アサナとは「座る、腰を据える、座部」意味です。「座る」とは私達の身体を地面に置く方法、または言うなれば、自身の身体と大地との間にある関係性のあり方のことでもあり、ひいてはそれがジヴァムクティヨガ・チャントブックに記載されているスートラⅡ46の翻訳にある「地球・大地との繋がりは安定して喜び満ちるものであるべき」につながっていくのです。では地球・大地とは何でしょう?私達の足下にあって私達を支えている地面、でもそれはまた、広い意味で言えば、この大地を共に分け合って生きる全ての生き物のことなのです。いったい私達はどれくらい本気で他の生き物たちとの関係性を快適で安定したものにしているでしょう。そんな視点で見える私達と生き物たちとの関係性は、どうすれば安定感のある喜びに改善していけるのでしょう。そう、ラム・ダス氏のアドバイスに従ってみることから始めましょう、つまりアサナを単にフィジカル面でのプラクティスと捉えるのではなく、もっと人や生き物との関係性をより良くしていくための実践方法として理解するのです。ジヴァムクティヨガのメソッドではこれを「他者との関係性を完全なものにするための方法としてのアサナ」と呼んでいます。このように考えると、ヨガとは、何を「する」かよりも、どう「ある」べきか、となるのです。
  
「ヨガ」という言葉が「ユジュ」(=結合・結びつながる)であることを考えると、つながるまでは切り離された状態だったということをも意味します。「ヨガ」でいうところの「結合・結びつながる」の本来のエッセンスは、「愛」なのです。どんな愛の交わりでも、2つの別々の存在個体が必要です。偉大なインドの聖人であるチャイタニヤ・マハープラブは愛について「アチンティヤ ベダベダ タットヴァ」(同時に一つでありながら区別がつくもの)という言葉で表現しています。それがヨガ、関係性あるつながりなのです。どれだけの時間をヨガのプラクティスに割いたか、どれほど自分で瞑想してきたか、ということが重要ではないのです。あなたが他者との関係性に結びついている存在であることが、必然的にあなたを癒してくれるし、世界をも癒すのです。孤独で他者と切り離された状態こそが苦しみの根源であり、繋がっている、ということが癒しの重要な要素なのだということをヨガは私達に教えてくれます。ここでいう「結合・つながり」は、ただ頭で知的に考えるだけの概念ではなく、もっと実際に経験する現実であり、人生の素晴らしい体験そのものです。
  
もしも、時間も集中も捧げることなく、努力もすることなくヨガのプラクティスをするなら何が起きるでしょうか?何も得られません。いつまでも何も変わらず同じままです。
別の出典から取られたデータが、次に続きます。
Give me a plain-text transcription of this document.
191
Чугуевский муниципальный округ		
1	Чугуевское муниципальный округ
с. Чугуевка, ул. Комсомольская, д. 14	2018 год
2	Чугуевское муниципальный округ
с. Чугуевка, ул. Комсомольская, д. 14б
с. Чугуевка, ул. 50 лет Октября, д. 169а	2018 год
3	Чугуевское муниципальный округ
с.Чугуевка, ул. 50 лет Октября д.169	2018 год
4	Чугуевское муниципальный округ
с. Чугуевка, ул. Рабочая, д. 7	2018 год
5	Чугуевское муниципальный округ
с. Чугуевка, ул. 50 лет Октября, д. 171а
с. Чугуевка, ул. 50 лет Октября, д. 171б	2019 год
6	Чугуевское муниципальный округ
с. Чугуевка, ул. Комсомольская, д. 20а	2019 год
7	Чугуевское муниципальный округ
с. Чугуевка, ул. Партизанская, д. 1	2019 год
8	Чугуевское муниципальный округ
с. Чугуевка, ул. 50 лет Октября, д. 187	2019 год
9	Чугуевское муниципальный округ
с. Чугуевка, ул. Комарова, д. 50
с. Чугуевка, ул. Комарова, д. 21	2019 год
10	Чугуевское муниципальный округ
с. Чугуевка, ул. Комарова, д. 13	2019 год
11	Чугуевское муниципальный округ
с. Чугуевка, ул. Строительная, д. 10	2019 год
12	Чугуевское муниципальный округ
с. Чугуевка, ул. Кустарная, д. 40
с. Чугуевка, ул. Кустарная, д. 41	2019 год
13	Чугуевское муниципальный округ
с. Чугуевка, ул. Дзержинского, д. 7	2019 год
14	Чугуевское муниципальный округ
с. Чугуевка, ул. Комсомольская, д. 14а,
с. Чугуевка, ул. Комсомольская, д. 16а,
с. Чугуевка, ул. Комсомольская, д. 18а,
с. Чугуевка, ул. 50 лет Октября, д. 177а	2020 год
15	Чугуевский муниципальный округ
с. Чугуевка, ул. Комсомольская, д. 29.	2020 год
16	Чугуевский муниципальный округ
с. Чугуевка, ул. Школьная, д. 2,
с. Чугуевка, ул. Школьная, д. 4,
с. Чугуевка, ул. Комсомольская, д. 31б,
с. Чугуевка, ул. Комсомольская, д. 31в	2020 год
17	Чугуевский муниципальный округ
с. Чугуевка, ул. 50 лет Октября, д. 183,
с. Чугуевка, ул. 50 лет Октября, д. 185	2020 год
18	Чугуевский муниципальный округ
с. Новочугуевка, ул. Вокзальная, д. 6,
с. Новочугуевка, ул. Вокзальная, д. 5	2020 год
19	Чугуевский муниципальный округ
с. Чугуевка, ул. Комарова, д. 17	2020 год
関係性にも同じことが言えるのです。関係性にはあなたの献身が必要だし、その関係性がやがて時を経て成長し進展するために、情熱や修練も必要です。どんなヨガのプラクティスも関係性の実践・修練になり得るのです。著述家で瞑想の教師でもあるグレゴリー・クレイマー氏はこう言っています。「座ってする瞑想もあります、歩く瞑想もあります、だから聴く瞑想もあるでしょうし、語る瞑想もあっていいでしょう?関係性の中でマインドフルネスを実践して、それに上達するなんて、理にかなったことじゃないですか?」
  
悟りを得ることはヨガのゴールです。悟りの境地に至ると実現できるのが「Oneness of being(梵我一如)」、つまり私達は全て一つであり同じ意識を共有しているという事実を理解できると言われています。さて、その境地にまだ至っていないのなら何をすればよいのでしょう?プラクティス・実践を続けることです。または、私の敬愛する先生、デイヴィッド師が言うように、「もしもまだ他者が他者にしか見えないのなら、せめて彼らに優しく接すること」なのです。他者に見える相手も、本当はあなたの行く悟りへの道をふさぐ邪魔者ではなく、あなたの行く道そのものなのです。